Fast jeder Mensch leidet im Laufe seines Lebens mindestens einmal an Rückenschmerzen. Früher empfahl man absolute Schonung, wenn es zu den Beschwerden kam. Inzwischen weiß man, dass dies nicht das richtige Mittel ist. Vielmehr kann Bewegung effektiv helfen – aber wann und wie viel?

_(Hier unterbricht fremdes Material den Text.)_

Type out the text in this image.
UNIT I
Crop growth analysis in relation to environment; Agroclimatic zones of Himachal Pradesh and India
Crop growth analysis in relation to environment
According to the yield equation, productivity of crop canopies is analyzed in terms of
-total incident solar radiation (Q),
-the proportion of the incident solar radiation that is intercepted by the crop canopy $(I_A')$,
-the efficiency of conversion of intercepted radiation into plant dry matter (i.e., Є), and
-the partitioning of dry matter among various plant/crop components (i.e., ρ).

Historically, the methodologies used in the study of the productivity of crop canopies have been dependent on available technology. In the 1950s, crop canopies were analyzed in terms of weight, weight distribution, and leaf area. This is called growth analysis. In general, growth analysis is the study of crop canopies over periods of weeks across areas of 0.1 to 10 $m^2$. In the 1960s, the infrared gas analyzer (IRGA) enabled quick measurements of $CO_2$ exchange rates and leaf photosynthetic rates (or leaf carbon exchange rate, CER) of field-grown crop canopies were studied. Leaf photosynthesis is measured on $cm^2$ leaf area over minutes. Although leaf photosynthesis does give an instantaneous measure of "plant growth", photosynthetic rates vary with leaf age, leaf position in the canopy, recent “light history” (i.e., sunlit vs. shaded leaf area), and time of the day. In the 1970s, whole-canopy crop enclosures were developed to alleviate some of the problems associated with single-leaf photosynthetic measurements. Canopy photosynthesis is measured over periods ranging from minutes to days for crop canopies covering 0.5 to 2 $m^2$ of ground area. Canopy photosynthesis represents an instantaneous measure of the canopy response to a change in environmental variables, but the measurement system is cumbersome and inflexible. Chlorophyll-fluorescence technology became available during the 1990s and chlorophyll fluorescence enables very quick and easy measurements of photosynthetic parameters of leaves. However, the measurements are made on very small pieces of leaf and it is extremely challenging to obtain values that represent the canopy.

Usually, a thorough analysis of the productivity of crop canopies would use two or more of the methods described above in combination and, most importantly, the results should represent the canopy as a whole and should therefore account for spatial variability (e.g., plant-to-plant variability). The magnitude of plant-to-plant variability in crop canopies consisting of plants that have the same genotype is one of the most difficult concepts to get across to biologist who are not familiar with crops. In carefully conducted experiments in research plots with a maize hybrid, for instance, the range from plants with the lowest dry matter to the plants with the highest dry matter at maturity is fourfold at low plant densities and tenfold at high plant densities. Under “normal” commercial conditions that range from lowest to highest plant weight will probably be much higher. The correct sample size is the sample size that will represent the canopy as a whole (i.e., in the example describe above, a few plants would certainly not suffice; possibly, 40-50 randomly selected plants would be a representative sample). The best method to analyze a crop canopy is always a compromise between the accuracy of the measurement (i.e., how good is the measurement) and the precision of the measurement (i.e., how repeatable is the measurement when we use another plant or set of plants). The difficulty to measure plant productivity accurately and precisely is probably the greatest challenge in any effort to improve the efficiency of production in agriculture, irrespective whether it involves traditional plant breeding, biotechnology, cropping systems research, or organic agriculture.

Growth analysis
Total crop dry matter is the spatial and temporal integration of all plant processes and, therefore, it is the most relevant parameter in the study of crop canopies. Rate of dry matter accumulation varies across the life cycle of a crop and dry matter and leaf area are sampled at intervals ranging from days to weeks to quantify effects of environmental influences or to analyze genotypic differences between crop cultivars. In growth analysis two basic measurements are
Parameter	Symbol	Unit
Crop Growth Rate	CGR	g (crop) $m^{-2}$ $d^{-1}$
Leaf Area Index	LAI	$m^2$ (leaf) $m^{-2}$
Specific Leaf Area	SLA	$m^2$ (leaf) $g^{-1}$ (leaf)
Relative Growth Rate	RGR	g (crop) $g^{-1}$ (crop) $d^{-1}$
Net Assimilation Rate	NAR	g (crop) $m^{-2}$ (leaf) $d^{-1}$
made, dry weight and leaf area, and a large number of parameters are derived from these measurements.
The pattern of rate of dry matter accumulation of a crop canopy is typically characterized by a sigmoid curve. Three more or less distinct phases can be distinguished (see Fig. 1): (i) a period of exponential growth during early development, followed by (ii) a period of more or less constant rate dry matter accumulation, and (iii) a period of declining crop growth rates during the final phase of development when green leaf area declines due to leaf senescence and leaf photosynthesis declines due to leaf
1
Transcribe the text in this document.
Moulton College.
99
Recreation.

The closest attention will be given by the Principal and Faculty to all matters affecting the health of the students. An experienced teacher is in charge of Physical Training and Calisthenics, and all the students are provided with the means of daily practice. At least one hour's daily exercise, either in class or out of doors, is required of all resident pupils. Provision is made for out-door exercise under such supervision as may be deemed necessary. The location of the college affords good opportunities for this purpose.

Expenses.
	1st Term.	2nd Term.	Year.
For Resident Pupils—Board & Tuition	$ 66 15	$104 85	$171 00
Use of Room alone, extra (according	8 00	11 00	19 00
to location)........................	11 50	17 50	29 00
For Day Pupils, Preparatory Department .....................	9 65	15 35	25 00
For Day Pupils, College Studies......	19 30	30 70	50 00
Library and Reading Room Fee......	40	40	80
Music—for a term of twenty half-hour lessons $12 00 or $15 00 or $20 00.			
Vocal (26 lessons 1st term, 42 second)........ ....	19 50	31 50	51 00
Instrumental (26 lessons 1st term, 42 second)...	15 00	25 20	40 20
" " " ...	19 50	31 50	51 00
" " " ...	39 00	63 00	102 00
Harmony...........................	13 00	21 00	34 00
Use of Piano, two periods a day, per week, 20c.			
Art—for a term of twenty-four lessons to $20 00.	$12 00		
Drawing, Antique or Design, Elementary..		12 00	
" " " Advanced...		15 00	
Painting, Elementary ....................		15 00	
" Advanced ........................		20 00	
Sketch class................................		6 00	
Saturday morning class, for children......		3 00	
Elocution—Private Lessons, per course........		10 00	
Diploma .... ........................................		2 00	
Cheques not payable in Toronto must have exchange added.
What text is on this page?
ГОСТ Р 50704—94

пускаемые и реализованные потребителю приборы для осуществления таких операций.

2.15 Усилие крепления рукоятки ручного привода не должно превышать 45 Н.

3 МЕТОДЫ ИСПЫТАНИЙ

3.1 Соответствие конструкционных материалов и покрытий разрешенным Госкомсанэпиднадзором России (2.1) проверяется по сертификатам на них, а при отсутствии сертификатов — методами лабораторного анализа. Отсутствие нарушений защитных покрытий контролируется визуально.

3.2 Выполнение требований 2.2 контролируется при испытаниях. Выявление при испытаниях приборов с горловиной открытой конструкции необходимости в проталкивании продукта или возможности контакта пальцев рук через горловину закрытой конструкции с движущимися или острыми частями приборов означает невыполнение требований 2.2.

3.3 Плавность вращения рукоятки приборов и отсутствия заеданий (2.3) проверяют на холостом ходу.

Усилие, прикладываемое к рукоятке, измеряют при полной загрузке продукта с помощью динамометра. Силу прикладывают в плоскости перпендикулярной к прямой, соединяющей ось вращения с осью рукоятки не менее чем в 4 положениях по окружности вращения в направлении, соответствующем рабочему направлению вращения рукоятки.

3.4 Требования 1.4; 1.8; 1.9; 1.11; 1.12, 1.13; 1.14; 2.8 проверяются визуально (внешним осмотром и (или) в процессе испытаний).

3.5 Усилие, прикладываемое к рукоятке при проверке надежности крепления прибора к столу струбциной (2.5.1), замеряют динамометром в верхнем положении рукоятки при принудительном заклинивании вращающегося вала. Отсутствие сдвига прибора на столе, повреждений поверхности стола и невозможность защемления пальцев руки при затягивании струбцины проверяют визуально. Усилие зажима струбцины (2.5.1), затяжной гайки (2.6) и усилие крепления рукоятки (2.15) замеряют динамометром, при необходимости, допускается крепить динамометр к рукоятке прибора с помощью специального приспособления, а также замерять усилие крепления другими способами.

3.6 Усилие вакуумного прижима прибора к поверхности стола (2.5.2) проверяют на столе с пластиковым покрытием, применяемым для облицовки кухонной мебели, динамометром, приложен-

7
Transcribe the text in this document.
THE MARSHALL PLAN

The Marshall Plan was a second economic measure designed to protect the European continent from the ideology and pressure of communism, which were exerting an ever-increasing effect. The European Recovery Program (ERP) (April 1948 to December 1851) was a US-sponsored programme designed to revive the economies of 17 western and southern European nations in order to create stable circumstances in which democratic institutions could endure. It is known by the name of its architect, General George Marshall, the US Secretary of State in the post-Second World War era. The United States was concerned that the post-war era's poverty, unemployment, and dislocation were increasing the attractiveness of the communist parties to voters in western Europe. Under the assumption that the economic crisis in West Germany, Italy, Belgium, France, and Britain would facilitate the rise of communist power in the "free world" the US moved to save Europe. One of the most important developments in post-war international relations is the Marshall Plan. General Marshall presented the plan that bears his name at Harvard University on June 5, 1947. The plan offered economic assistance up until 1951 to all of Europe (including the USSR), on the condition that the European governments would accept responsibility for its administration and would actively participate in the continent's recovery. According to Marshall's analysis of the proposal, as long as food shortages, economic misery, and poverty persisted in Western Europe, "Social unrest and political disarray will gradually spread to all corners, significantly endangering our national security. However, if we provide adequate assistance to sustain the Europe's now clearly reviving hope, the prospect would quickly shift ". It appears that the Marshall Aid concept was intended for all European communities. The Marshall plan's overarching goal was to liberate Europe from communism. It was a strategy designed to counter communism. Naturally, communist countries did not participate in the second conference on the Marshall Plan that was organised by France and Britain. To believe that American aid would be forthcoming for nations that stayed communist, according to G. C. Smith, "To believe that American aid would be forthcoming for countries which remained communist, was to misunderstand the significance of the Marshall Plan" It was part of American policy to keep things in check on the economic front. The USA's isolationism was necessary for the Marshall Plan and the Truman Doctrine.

Schon ein- bis zweimal eine Stunde pro Woche, in der Sie sich bewegen, kann helfen, Beschwerden im Lendenwirbelbereich vorzubeugen. Tun Sie mehr, ist auch der Effekt größer.

Aber welche Art von Rückenschmerzen können Sie mit regelmäßiger Bewegung vorbeugen? Bei welchen Problemen hilft Sport eher weniger? Mit dieser Frage haben sich Wissenschaftler vom Finish Institute of Occupation Health beschäftigt. Zur großen Überraschung stellten die Forscher fest, dass es Rückenschmerzen gibt, bei denen Bewegung tatsächlich nicht hilft: bei den Beschwerden, die nur ganz gelegentlich während der letzten sechs bis zwölf Monate aufgetreten waren.

Anders dagegen sah es aus, wenn die Studienteilnehmer unter chronischen oder häufigen Beschwerden litten. Trieben sie mehrmals pro Woche Sport oder bewegten sich intensiv, reduzierte sich das Risiko für die Beschwerden deutlich. Bei leichter Aktivität verringerte es sich um 11 %, bei denen, die mäßig Bewegung in ihren Alltag integriert hatten, um 14 % und bei denen, die sich viel bewegten, um 16 %.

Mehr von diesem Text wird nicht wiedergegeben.